On Fri, Jul 12, 2002 at 01:49:15PM +0200, Kevin D. Kissell wrote:
> Whenever it's been my design responsibility, I made forks fail if
> there wasn't enough backing store to handle the process. Frankly,
> there are limits to the degree to which an OS should compromise
> its integrity for the sake of supporting badly concieved applications,
> be they Mozilla or the SGI integrated CAD environment. But
> even if you prefer to take the "speculative" or "optimistic" model
> for handling the situation, what IRIX did was insane: When, after
> having allowed too many unsupportable forks to succeed, they
> detected deadlock in the swap system, they killed processes
> *at random*. Including system daemons. At a *minimum*,
> a system should only terminate processes belonging to the
> user (and preferably the process group) who has been granted
> speculative fork success. Anything else is a massive "breach of
> contract" for a multiuser OS.
See linux/mm/oom_kill.c:oom_kill() ...
> IMHO, if someone really wanted to fix this in the OS,
> we'd get beyond the traditional Unix "fork" model.
> And if someone really wanted to avoid the problem in Mozilla or
> an IDE, one would have all subprograms launched by a tiny
> "launcher", who would recieve instructions and data via some
> form of IPC, fork itself, and exec as appropriate.
That or more Linux specific a clone/vfork & exec approach.
> But this is getting a bit off the topic. Is anyone aware of any
> IRIX applications ported to Linux that would break if we
> corrected the signal payload semantics?
As I said we even missimplemented the IRIX semantics.

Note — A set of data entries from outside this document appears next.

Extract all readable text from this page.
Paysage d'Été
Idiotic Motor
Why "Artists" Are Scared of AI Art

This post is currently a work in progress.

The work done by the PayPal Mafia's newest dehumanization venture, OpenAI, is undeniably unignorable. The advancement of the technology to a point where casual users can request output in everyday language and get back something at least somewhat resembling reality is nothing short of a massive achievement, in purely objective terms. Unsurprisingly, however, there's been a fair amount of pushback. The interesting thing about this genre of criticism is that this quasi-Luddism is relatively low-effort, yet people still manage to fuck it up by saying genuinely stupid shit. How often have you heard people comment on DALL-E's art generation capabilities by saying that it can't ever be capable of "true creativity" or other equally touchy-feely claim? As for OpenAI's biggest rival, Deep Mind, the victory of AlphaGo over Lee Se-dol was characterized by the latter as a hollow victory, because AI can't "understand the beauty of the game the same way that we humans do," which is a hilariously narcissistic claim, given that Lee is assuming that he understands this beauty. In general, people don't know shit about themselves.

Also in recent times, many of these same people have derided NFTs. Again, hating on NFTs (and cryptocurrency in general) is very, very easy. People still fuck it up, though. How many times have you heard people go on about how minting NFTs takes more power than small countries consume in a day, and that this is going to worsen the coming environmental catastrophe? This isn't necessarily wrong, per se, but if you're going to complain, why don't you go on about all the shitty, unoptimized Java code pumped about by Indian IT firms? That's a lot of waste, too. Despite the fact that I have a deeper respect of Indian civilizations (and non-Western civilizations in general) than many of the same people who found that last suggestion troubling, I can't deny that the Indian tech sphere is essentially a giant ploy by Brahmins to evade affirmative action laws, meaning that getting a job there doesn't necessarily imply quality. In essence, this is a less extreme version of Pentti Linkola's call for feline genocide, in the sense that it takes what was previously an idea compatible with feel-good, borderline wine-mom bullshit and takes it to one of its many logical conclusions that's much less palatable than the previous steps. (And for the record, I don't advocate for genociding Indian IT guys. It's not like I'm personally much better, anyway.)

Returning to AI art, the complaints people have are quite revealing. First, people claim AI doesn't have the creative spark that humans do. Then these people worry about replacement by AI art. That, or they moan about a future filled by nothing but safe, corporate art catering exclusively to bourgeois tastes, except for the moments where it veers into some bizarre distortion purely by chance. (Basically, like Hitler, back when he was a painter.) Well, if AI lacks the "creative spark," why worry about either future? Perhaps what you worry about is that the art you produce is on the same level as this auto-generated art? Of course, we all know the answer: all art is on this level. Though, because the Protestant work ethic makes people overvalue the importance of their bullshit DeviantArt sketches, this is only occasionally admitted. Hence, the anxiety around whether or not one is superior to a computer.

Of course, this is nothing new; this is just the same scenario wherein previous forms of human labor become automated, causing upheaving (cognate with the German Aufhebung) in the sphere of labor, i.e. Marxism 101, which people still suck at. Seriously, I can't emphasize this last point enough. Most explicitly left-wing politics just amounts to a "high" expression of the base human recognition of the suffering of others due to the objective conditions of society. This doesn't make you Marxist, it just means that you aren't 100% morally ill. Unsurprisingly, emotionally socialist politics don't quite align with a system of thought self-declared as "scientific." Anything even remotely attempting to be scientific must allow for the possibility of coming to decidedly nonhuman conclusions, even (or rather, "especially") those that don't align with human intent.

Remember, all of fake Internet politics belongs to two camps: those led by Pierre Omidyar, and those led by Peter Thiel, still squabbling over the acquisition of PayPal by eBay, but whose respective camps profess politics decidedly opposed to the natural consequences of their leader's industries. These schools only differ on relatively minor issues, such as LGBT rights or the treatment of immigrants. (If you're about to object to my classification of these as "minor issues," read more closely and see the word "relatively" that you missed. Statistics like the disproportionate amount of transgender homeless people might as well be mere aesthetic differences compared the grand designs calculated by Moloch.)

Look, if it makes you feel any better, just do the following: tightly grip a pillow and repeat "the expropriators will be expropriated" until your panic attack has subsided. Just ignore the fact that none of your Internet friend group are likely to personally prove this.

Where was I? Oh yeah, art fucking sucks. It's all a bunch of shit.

In IRIX the
sc_pc field of the frame is pointing to the instruction that was causing
the signal while we try to skip over it - with all the side effects that
we're just discussing. I tried that for both trap and break instructions.
So I suggest we simply remove the compute_return_epc() calls from do_bp
and do_trap. I haven't tested this but I'd assume this would also be
the behaviour that gdb is expecting. So that would follow the example
given by Linux/i386 and IRIX and should your ISV's problem. What more could
we ask for.
I still have to look over the other exceptions that may call
compute_return_epc() but it seems we should do the same thing for all
of them and not call compute_return_epc if we're going to send a signal.
Ralf
|